L'expert en semi-conducteurs Fred Chen : la compatibilité entre l'EUV haute puissance et les matériaux des pellicules de protection et des résines photosensibles reste un problème sans solution publique

Fred Chen du forum SemiWiki pointe directement le cœur du problème : « Une puissance EUV plus élevée est certainement incompatible avec les pellicules de protection, et deviendra probablement aussi incompatible avec les résines photosensibles. » Les pellicules de protection sont des membranes ultrafines appliquées sur les masques pour empêcher la poussière de nuire au rendement des plaquettes ; les résines photosensibles sont des revêtements sensibles à la lumière appliqués sur les plaquettes pour transférer les motifs de circuits. Si la puissance est trop élevée, les pellicules de protection seront brûlées et les réactions chimiques des résines pourraient devenir incontrôlables. Aucune solution publique n'a été proposée pour ces deux problèmes.

Le modèle économique de xLight repose sur l'hypothèse qu'une longueur d'onde de 2 nm peut atteindre une puissance élevée tout en restant compatible avec les matériaux. Cette hypothèse reste pour l'instant une affirmation plutôt qu'un fait vérifié.

Questions fréquentes

Quelle est la différence fondamentale entre le laser à électrons libres de xLight et la technologie actuelle d'ASML ?

ASML utilise la technologie « plasma induit par laser », qui bombarde des gouttelettes d'étain fondu avec un laser pour émettre une lumière EUV de 13,5 nm.
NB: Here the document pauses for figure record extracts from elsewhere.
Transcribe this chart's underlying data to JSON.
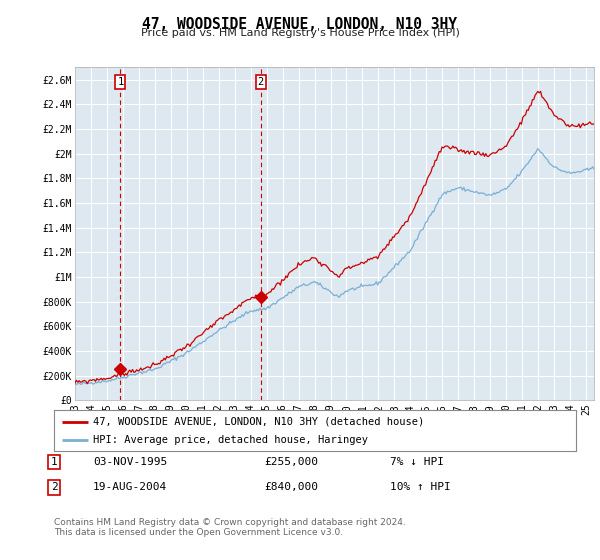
{
  "title": "47, WOODSIDE AVENUE, LONDON, N10 3HY",
  "subtitle": "Price paid vs. HM Land Registry's House Price Index (HPI)",
  "ylim": [
    0,
    2700000
  ],
  "yticks": [
    0,
    200000,
    400000,
    600000,
    800000,
    1000000,
    1200000,
    1400000,
    1600000,
    1800000,
    2000000,
    2200000,
    2400000,
    2600000
  ],
  "ytick_labels": [
    "£0",
    "£200K",
    "£400K",
    "£600K",
    "£800K",
    "£1M",
    "£1.2M",
    "£1.4M",
    "£1.6M",
    "£1.8M",
    "£2M",
    "£2.2M",
    "£2.4M",
    "£2.6M"
  ],
  "xlim_left": 1993.0,
  "xlim_right": 2025.5,
  "xticks": [
    1993,
    1994,
    1995,
    1996,
    1997,
    1998,
    1999,
    2000,
    2001,
    2002,
    2003,
    2004,
    2005,
    2006,
    2007,
    2008,
    2009,
    2010,
    2011,
    2012,
    2013,
    2014,
    2015,
    2016,
    2017,
    2018,
    2019,
    2020,
    2021,
    2022,
    2023,
    2024,
    2025
  ],
  "sale1_x": 1995.84,
  "sale1_y": 255000,
  "sale1_date": "03-NOV-1995",
  "sale1_price": "£255,000",
  "sale1_hpi": "7% ↓ HPI",
  "sale2_x": 2004.63,
  "sale2_y": 840000,
  "sale2_date": "19-AUG-2004",
  "sale2_price": "£840,000",
  "sale2_hpi": "10% ↑ HPI",
  "red_color": "#cc0000",
  "blue_color": "#7bafd4",
  "plot_bg": "#dde8f0",
  "legend_entry1": "47, WOODSIDE AVENUE, LONDON, N10 3HY (detached house)",
  "legend_entry2": "HPI: Average price, detached house, Haringey",
  "footer": "Contains HM Land Registry data © Crown copyright and database right 2024.\nThis data is licensed under the Open Government Licence v3.0.",
  "grid_color": "#ffffff",
  "spine_color": "#aaaaaa"
}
La dernière génération de machines coûte entre 300 et 400 millions de dollars. xLight utilise un « laser à électrons libres », qui fait passer des électrons à grande vitesse à travers des aimants alternés pour émettre une lumière EUV, affirmant pouvoir atteindre une longueur d'onde de 2 nm. xLight se positionne comme fournisseur de sources lumineuses pour les machines ASML, plutôt que comme concurrent direct dans le domaine des machines complètes.

Quelle est la structure de l'investissement du gouvernement américain dans xLight ?

Le Département du Commerce américain a signé en décembre 2025 une lettre d'intention s'engageant à investir jusqu'à 150 millions de dollars dans xLight via la loi CHIPS, en échange d'une participation directe au capital. Il s'agit de la première transaction en capital du bureau de R&D CHIPS de l'administration Trump. En incluant les levées de fonds précédentes, xLight a collecté environ 200 millions de dollars au total, et dispose en outre d'un engagement de financement de projet non contraignant pouvant atteindre 4,2 milliards de dollars.

Quels sont les défis de science des matériaux déjà identifiés auxquels la technologie de xLight est confrontée ?

Fred Chen de SemiWiki souligne qu'il existe une contradiction fondamentale entre la lumière EUV haute puissance et la compatibilité des matériaux des pellicules de protection et des résines photosensibles, sans solution publique à ce jour. L'hypothèse centrale du modèle économique de xLight — qu'une longueur d'onde de 2 nm peut atteindre une puissance élevée tout en restant compatible avec les matériaux — reste pour l'instant une affirmation plutôt qu'un fait vérifié. L'usine prototype devrait être mise en service en 2028.